Someone already used the title “Love and Other Drugs,” otherwise it would have been an apt title for Heaven Knows What, the newest collaboration between directing brothers Josh and Ben Safdie. The film is based on the book by Arielle Holmes about the past three years of her life, capturing in gruesome detail the last year of her living on the streets of New York as a drug addict. But it’s far from Trainspotting—a film that fetishizes drug addicts and their crazy lives—both in content and creation. The movie, which premiered at Venice Film Festival last month, leaves a pit in your stomach as you watch the endless cycle of addiction unfold in a sickening repetitious cycle. In fact, the story is really about two addictions: love and drugs.
Arielle was stuck on both: her addict, emotionally abusive boyfriend, Ilya (played by a Caleb Landry Jones), and heroin. “I’d wanted to get clean for a while,” the slightly nervous new actress tells us. “And recently because of the opportunities I’ve had, it’s been more important for me to stay clean.”
Arielle was living on the streets, but maintaining two jobs—one as a dominatrix and the other as an apprentice in the diamond district for a jewelry maker, since she wanted to learn the trade. On her way to the subway one day, Josh and Sebastian Bear-McClard (producer) were street casting for a different project. Josh and Arielle exchanged information and began meeting about once a week. Eventually, Arielle began to feel Josh out (who didn’t know a heroin addict living on the street), and figured he’d be interested in her life enough to collaborate with her.
“I’ve always written poetry and short stories,” she says, explaining how the brothers eventually asked her to write down her experiences. “I’ve written essays on my theories of life and philosophies. But even though I kept journals, I never wrote down in such detail my experiences. I started doing that to help develop ideas and direction for this movie.”

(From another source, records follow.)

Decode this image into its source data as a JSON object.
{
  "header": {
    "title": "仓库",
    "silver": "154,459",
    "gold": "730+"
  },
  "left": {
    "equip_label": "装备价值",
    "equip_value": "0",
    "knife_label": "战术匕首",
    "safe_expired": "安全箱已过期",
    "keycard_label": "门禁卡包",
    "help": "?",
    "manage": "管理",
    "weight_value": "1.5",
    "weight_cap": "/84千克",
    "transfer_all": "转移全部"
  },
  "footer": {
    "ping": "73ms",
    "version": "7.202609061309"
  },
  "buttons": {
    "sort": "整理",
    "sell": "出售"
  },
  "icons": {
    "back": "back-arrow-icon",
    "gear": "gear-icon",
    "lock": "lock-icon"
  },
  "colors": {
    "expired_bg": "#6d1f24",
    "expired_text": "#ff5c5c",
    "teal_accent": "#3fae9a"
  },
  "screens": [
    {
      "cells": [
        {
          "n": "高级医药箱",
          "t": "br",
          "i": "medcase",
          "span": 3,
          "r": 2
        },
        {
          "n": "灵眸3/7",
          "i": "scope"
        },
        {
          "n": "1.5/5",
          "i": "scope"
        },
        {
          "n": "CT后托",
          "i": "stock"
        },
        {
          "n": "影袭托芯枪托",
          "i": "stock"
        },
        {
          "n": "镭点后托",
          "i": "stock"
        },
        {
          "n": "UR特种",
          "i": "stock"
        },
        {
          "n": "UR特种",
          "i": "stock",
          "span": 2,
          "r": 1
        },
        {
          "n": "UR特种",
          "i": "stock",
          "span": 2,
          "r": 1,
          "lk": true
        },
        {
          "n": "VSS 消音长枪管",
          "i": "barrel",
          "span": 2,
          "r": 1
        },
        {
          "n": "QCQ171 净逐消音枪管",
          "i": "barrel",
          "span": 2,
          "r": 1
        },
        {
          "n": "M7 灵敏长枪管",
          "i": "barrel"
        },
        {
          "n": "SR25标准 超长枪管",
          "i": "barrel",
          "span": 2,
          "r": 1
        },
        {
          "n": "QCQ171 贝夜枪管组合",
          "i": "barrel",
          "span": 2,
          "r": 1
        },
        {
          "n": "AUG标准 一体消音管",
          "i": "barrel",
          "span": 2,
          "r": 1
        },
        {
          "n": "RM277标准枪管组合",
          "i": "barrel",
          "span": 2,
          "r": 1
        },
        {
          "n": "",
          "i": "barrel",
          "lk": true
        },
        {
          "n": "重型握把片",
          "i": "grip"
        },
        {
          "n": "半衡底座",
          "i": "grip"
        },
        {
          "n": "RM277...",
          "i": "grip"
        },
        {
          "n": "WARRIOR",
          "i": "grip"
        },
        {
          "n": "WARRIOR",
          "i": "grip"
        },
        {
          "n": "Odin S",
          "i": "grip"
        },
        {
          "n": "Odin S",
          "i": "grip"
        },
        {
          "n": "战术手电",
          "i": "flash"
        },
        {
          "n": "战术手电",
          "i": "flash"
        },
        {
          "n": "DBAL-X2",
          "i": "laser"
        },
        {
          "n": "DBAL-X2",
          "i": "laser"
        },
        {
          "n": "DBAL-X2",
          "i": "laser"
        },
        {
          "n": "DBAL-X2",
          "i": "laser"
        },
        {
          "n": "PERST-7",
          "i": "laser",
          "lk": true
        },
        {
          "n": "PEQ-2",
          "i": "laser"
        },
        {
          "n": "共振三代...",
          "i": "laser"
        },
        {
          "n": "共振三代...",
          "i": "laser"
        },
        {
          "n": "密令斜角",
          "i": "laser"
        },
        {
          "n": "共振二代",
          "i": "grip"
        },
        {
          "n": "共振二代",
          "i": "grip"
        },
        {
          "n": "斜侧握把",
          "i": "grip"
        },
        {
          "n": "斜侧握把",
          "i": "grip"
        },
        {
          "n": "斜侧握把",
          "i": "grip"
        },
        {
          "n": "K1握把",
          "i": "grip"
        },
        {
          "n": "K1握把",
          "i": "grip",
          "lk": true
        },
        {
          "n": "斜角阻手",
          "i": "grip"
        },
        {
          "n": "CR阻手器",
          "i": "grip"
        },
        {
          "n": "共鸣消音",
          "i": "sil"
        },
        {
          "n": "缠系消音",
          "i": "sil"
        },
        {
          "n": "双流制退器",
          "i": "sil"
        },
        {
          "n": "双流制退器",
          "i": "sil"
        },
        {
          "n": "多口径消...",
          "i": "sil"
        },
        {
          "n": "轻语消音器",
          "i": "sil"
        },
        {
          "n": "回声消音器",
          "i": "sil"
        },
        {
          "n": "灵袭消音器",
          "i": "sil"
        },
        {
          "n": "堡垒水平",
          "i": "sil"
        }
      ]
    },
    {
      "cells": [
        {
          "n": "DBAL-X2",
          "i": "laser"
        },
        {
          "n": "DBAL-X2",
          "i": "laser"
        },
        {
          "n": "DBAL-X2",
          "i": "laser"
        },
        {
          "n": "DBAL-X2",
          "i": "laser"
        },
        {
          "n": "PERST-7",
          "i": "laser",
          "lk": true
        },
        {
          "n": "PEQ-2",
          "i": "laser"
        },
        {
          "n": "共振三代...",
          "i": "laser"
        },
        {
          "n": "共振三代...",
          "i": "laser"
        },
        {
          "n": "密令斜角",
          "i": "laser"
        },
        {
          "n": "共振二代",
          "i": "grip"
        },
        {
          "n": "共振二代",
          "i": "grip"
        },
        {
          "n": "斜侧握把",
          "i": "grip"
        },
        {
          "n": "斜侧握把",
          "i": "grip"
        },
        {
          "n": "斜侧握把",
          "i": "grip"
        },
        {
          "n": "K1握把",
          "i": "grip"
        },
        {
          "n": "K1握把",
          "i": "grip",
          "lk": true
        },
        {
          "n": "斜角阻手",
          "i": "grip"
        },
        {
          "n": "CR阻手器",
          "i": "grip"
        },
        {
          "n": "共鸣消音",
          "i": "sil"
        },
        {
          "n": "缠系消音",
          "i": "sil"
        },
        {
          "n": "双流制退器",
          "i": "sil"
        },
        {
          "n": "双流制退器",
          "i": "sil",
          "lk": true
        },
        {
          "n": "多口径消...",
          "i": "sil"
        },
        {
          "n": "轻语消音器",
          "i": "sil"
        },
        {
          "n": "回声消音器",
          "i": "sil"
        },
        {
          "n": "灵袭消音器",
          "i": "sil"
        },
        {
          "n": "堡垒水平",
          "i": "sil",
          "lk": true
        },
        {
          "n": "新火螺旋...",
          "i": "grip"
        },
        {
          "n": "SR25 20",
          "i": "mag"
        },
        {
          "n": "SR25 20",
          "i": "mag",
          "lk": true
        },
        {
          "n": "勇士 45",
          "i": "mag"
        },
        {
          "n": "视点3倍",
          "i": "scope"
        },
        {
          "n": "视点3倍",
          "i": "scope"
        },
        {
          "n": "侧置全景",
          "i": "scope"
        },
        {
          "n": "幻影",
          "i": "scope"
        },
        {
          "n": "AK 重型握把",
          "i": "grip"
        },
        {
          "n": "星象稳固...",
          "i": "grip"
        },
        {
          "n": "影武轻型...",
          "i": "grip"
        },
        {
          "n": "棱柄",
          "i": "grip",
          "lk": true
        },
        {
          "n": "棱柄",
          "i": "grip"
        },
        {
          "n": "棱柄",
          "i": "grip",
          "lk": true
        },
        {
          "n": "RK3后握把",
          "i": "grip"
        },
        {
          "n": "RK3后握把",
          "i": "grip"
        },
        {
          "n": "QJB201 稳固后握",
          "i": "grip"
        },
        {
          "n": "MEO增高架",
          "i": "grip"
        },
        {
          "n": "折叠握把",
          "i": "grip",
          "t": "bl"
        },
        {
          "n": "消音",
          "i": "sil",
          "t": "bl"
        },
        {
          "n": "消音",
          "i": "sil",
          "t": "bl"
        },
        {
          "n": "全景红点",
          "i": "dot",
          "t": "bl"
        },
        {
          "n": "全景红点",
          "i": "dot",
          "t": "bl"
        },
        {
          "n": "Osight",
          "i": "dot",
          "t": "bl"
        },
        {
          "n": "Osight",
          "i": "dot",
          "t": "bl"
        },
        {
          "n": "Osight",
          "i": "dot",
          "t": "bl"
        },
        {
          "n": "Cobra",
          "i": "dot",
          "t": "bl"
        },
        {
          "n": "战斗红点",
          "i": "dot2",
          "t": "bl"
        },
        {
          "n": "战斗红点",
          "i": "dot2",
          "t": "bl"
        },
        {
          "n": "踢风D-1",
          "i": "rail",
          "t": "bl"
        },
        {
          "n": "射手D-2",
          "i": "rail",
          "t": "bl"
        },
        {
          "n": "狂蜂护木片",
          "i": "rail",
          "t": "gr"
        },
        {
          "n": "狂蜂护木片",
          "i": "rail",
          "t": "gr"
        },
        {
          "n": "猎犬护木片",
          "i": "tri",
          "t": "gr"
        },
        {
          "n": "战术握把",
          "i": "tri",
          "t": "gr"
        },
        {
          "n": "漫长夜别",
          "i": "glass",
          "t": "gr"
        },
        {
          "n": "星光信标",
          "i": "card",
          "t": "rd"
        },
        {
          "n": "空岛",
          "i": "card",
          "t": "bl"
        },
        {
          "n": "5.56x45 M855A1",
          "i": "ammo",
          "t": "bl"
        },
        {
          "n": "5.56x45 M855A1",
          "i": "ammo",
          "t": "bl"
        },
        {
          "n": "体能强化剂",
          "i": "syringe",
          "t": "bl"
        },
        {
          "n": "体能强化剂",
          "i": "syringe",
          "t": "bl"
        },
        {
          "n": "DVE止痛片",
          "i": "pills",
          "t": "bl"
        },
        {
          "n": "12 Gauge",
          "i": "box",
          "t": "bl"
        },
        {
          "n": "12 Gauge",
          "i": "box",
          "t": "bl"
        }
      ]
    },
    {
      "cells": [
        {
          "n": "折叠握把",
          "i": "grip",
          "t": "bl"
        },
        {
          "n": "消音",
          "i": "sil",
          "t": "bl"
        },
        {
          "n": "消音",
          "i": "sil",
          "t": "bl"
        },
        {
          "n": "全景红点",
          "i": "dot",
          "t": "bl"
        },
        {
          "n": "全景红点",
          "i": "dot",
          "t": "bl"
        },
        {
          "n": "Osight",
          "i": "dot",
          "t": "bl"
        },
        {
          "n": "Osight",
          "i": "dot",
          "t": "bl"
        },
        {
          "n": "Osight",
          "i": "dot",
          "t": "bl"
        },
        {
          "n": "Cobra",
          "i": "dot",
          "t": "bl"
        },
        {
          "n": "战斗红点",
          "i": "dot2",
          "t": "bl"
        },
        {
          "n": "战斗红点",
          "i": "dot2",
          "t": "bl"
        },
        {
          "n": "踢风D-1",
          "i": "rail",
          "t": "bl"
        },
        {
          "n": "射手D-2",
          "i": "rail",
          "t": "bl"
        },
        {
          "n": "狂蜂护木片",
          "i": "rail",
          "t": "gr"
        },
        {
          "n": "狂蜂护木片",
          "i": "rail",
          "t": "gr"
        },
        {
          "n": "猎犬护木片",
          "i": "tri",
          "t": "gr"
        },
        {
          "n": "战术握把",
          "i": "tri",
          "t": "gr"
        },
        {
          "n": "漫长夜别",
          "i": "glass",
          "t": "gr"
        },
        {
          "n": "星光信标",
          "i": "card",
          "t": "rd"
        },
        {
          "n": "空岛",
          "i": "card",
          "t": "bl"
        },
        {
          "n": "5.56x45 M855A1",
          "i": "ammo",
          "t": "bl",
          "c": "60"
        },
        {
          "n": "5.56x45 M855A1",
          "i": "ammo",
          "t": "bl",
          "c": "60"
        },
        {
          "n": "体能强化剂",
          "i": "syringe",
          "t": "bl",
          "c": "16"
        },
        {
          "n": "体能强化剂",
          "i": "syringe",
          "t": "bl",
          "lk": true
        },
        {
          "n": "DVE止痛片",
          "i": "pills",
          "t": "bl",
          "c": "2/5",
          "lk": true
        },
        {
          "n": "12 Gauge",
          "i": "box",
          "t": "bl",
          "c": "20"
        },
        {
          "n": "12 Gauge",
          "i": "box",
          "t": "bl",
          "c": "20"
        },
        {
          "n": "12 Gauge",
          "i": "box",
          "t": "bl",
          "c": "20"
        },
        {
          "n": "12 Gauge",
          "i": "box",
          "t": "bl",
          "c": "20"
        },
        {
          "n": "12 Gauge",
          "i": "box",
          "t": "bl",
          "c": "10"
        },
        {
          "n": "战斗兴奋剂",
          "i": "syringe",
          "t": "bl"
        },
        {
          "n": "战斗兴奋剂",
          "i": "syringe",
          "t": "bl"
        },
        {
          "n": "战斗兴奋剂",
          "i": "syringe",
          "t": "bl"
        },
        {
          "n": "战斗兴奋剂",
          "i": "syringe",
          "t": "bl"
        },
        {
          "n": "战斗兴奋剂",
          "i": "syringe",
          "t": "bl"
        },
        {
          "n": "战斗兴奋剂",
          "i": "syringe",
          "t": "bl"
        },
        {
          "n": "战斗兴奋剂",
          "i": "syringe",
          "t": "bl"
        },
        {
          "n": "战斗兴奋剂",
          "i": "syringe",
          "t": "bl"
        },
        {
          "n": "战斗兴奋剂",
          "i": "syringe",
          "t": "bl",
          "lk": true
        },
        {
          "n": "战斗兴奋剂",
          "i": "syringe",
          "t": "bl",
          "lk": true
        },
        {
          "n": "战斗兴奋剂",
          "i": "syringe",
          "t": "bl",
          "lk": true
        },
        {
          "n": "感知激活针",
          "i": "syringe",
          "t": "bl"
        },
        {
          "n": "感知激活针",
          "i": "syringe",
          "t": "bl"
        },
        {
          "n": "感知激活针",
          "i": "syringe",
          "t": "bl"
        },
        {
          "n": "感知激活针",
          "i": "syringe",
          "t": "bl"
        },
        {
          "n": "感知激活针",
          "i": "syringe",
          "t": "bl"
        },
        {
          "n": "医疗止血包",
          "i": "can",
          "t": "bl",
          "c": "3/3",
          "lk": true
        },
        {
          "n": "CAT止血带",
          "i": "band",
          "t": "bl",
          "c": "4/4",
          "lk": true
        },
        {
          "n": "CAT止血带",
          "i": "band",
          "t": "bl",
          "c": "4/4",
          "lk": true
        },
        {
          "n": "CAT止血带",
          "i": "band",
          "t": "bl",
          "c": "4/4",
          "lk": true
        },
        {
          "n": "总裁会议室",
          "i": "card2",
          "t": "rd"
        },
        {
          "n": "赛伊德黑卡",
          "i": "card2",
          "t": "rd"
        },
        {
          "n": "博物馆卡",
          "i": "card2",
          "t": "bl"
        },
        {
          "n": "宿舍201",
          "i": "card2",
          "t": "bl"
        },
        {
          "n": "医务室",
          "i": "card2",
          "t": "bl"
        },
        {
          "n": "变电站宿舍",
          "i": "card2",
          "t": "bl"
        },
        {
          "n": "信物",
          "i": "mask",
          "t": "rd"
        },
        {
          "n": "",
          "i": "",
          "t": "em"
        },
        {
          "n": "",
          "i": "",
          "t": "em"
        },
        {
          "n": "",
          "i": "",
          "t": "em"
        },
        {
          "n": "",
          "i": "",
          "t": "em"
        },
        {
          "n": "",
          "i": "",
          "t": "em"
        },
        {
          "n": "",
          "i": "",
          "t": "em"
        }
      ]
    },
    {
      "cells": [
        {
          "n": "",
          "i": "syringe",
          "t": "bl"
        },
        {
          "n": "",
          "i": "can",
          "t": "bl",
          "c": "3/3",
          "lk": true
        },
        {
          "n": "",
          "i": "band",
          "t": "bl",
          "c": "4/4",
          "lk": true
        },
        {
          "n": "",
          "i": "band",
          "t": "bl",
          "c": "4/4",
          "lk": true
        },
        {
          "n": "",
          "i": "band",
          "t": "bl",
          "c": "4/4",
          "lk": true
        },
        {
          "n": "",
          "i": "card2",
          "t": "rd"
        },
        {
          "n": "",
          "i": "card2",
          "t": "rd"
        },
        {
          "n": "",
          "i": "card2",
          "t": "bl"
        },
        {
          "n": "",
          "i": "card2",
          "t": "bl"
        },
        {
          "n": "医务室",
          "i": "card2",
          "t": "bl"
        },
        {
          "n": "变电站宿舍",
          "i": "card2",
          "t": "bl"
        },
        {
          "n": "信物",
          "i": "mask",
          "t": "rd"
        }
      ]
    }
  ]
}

Ben Safdie claims it was the writing that really convinced them to make this film. “Once Josh asked Arielle to write her stories down,” he says, “you could see that it was not just a normal perspective on a story that’s been told many times before, both in documentary and narrative films.”
This was a conversation that happened often between the brothers and their producing team—how exactly do we want to portray drug addicts? “It’s something so other and so exotic and when it feels like that the audience can become in awe of it,” adds Ben Safdie. “The last thing we want is someone to walk out of the theater saying they want to try heroin.”
So they opted to keep it real. And real it was. Really awful, really disheartening, really loud and disturbing.
“The closest films to this conceptually are pretty obscure,” explains Josh. “Dusty & Sweets McGee (1971), Christiane F. (1981), and Streetwise (1984). Dope is such a big deal again in America because there’s no social conscious about it anymore. I’m not saying our movie is a social tract, there’s no ‘Here’s your brain on drugs’ campaign. Drugs are a prison. They get into your system and you have to do them. The movie is a prison, one which Arielle is constantly trying to break out of, and love is the only thing she thinks can do that. Unfortunately, love is just as self-destructive.”
Adds Arielle: “Watching the film gives me a lot of insight and perspective into my life. I didn’t realize how stuck I was. You don’t realize that when you’re there. You might feel it, but every day blends into the next. A lot of people in that life, myself included, are talented and intelligent. They’re very creative. They’re musicians or artists or writers. We have all these inspirations and want to do things with them, but nothing ever gets done because you’re stuck in the cycle.”